Mehr Aufwand durch die Meisterschaft

Die Durchführung dieser nationalen Meisterschaft, bei der auch etliche „Cracks“ am Start sind, verlangt natürlich auch in der Organisation einen vielfach höheren Aufwand. Dies gerade mit Blick auf die noch immer herrschende Pandemie-Lage. Im Vorjahr hatten die Macher des Südthüringentrails bis zuletzt um die Durchführung des Laufes gekämpft – und konnten als einzige Laufsportveranstaltung der Region tatsächlich den Startschuss geben. Auch in diesem Jahr hat sich die Hartnäckigkeit gelohnt. „Wir haben im Vorjahr gezeigt, dass unser Hygieneschutzkonzept aufgeht und sehr gut mit der Stadt zusammengearbeitet“, sagt Leffler.

Freilich sind dem Südthüringen­trail durch die Pandemie auch Sponsoren abhandengekommen. „Aber wir haben auch neue gewonnen“, sagt Leffler, der mit Schatzmeisterin Andrea Abendroth, Sportwart Stefan Hantscher und einer treuen Helferschar des Südthüringentrail e.V. jedes Jahr unzählige Stunden Freizeit in die Vorbereitung und Durchführung des Laufes investiert.

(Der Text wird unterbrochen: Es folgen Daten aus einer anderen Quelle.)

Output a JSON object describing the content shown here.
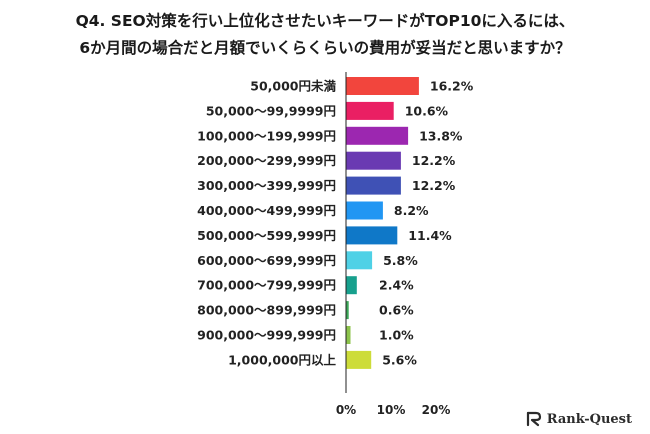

An die 130 Unterstützer und Helfer sind dieses Jahr mit an Bord, damit im Start- und Zielbereich sowie auf den Strecken und an den Verpflegungsstellen alles reibungslos abläuft. Und das vom ersten Start um 5 Uhr in der Früh bis zum letzten Zieleinlauf und der Auswertung am späten Nachmittag.

Ehre vom Bratwurstkönig

Darunter ist auch wieder das Team der Bergwacht Goldlauter, das die medizinische Versorgung absichert. Im Start- und Zielbereich rund um die wta-Halle im Simson-Gewerbepark gibt es ab 10 Uhr nicht nur ein buntes Rahmenprogramm unter anderem mit Darbietungen der Karnevalsvereine Ikalla und ZCC für Begleiter, Zuschauer und Sportler, sondern es warten auch Massagen auf die Finisher.

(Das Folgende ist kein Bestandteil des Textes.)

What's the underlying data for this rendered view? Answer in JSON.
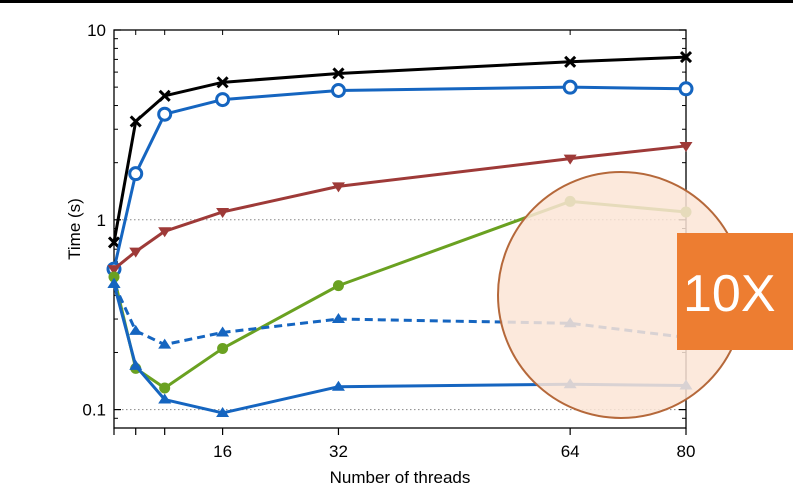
{
  "chart_data": {
    "type": "line",
    "title": "",
    "xlabel": "Number of threads",
    "ylabel": "Time (s)",
    "xlim": [
      1,
      80
    ],
    "ylim": [
      0.08,
      10
    ],
    "yscale": "log",
    "grid": "horizontal dotted at y-ticks",
    "x_ticks": [
      {
        "value": 16,
        "label": "16"
      },
      {
        "value": 32,
        "label": "32"
      },
      {
        "value": 64,
        "label": "64"
      },
      {
        "value": 80,
        "label": "80"
      }
    ],
    "x_minor_ticks": [
      1,
      4,
      8,
      16,
      32,
      64,
      80
    ],
    "y_ticks": [
      {
        "value": 0.1,
        "label": "0.1"
      },
      {
        "value": 1,
        "label": "1"
      },
      {
        "value": 10,
        "label": "10"
      }
    ],
    "series": [
      {
        "color": "#000000",
        "marker": "x",
        "dash": "solid",
        "x": [
          1,
          4,
          8,
          16,
          32,
          64,
          80
        ],
        "y": [
          0.76,
          3.3,
          4.5,
          5.3,
          5.9,
          6.8,
          7.2
        ]
      },
      {
        "color": "#1565c0",
        "marker": "circle-open",
        "dash": "solid",
        "x": [
          1,
          4,
          8,
          16,
          32,
          64,
          80
        ],
        "y": [
          0.55,
          1.75,
          3.6,
          4.3,
          4.8,
          5.0,
          4.9
        ]
      },
      {
        "color": "#9e3a38",
        "marker": "triangle-down",
        "dash": "solid",
        "x": [
          1,
          4,
          8,
          16,
          32,
          64,
          80
        ],
        "y": [
          0.55,
          0.68,
          0.87,
          1.1,
          1.5,
          2.1,
          2.45
        ]
      },
      {
        "color": "#6aa121",
        "marker": "circle",
        "dash": "solid",
        "x": [
          1,
          4,
          8,
          16,
          32,
          64,
          80
        ],
        "y": [
          0.5,
          0.165,
          0.13,
          0.21,
          0.45,
          1.25,
          1.1
        ]
      },
      {
        "color": "#1565c0",
        "marker": "triangle-up",
        "dash": "dashed",
        "x": [
          1,
          4,
          8,
          16,
          32,
          64,
          80
        ],
        "y": [
          0.46,
          0.26,
          0.22,
          0.255,
          0.3,
          0.285,
          0.24
        ]
      },
      {
        "color": "#1565c0",
        "marker": "triangle-up",
        "dash": "solid",
        "x": [
          1,
          4,
          8,
          16,
          32,
          64,
          80
        ],
        "y": [
          0.46,
          0.17,
          0.113,
          0.096,
          0.132,
          0.136,
          0.134
        ]
      }
    ],
    "annotations": [
      {
        "type": "callout-circle",
        "fill": "#fbe5d6",
        "stroke": "#b5683a"
      },
      {
        "type": "label-box",
        "text": "10X",
        "fill": "#ed7d31",
        "text_color": "#ffffff"
      }
    ]
  }
}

Den Startschuss zum Wichteltrail gibt um 10.15 Uhr in Vertretung des Oberbürgermeisters als Schirmherr Beigeordnete Ina Leukefeld. Bürgermeister Jan Turczynski muss nahezu zeitgleich den Oberbürgermeister beim Thüringer Wandertag in Vesser vertreten. Moderiert wird der Zieleinlauf wiederum von Rennsteiglauf-Zielsprecherin Petra Kühn, die in diesem Jahr von Niklas Fuchs, der Stimme der Inselbergschanze in Brotterode, unterstützt wird. Medaillen und Pokale bekommen die Sieger aus den majestätischen Händen von Bratwurstkönig Norbert I.

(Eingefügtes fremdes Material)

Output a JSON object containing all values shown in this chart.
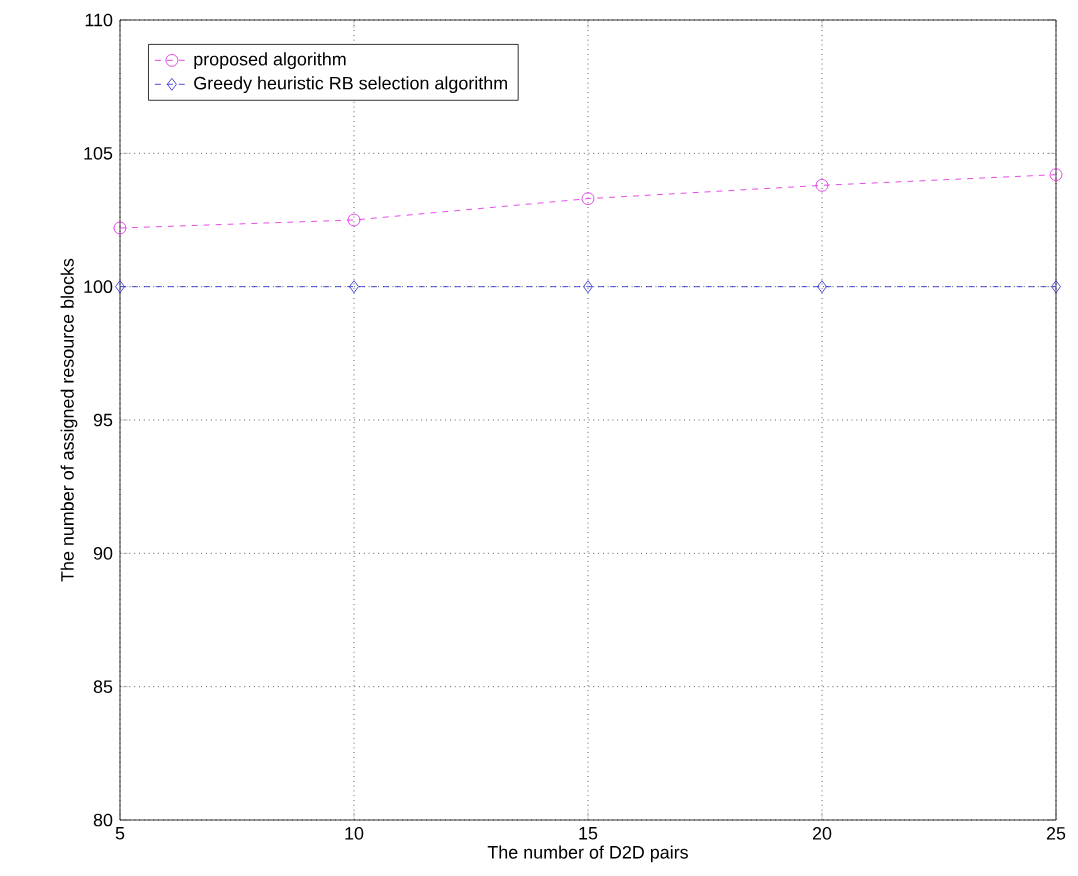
{
  "chart_data": {
    "type": "line",
    "xlabel": "The number of D2D pairs",
    "ylabel": "The number of assigned resource blocks",
    "x": [
      5,
      10,
      15,
      20,
      25
    ],
    "xlim": [
      5,
      25
    ],
    "xticks": [
      5,
      10,
      15,
      20,
      25
    ],
    "ylim": [
      80,
      110
    ],
    "yticks": [
      80,
      85,
      90,
      95,
      100,
      105,
      110
    ],
    "series": [
      {
        "name": "proposed algorithm",
        "color": "#e020e0",
        "values": [
          102.2,
          102.5,
          103.3,
          103.8,
          104.2
        ],
        "marker": "circle",
        "line_style": "dashed"
      },
      {
        "name": "Greedy heuristic RB selection algorithm",
        "color": "#2020d0",
        "values": [
          100,
          100,
          100,
          100,
          100
        ],
        "marker": "diamond",
        "line_style": "dashed"
      }
    ],
    "grid": true,
    "legend": "top left"
  }
}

Auf Großbildschirmen in der Halle oder per Handy-App können die Läufer per GPS auf den drei Strecken getrackt werden – ein Service, den aus Kostengründen nur sehr wenige Veranstalter bieten und mit dem sich der Südthüringentrail ein Alleinstellungsmerkmal geschaffen hat. Zuschauer und Begleiter sind in diesem Jahr wieder zugelassen und gern gesehen – sowohl im Zielbereich als auch entlang der Strecken.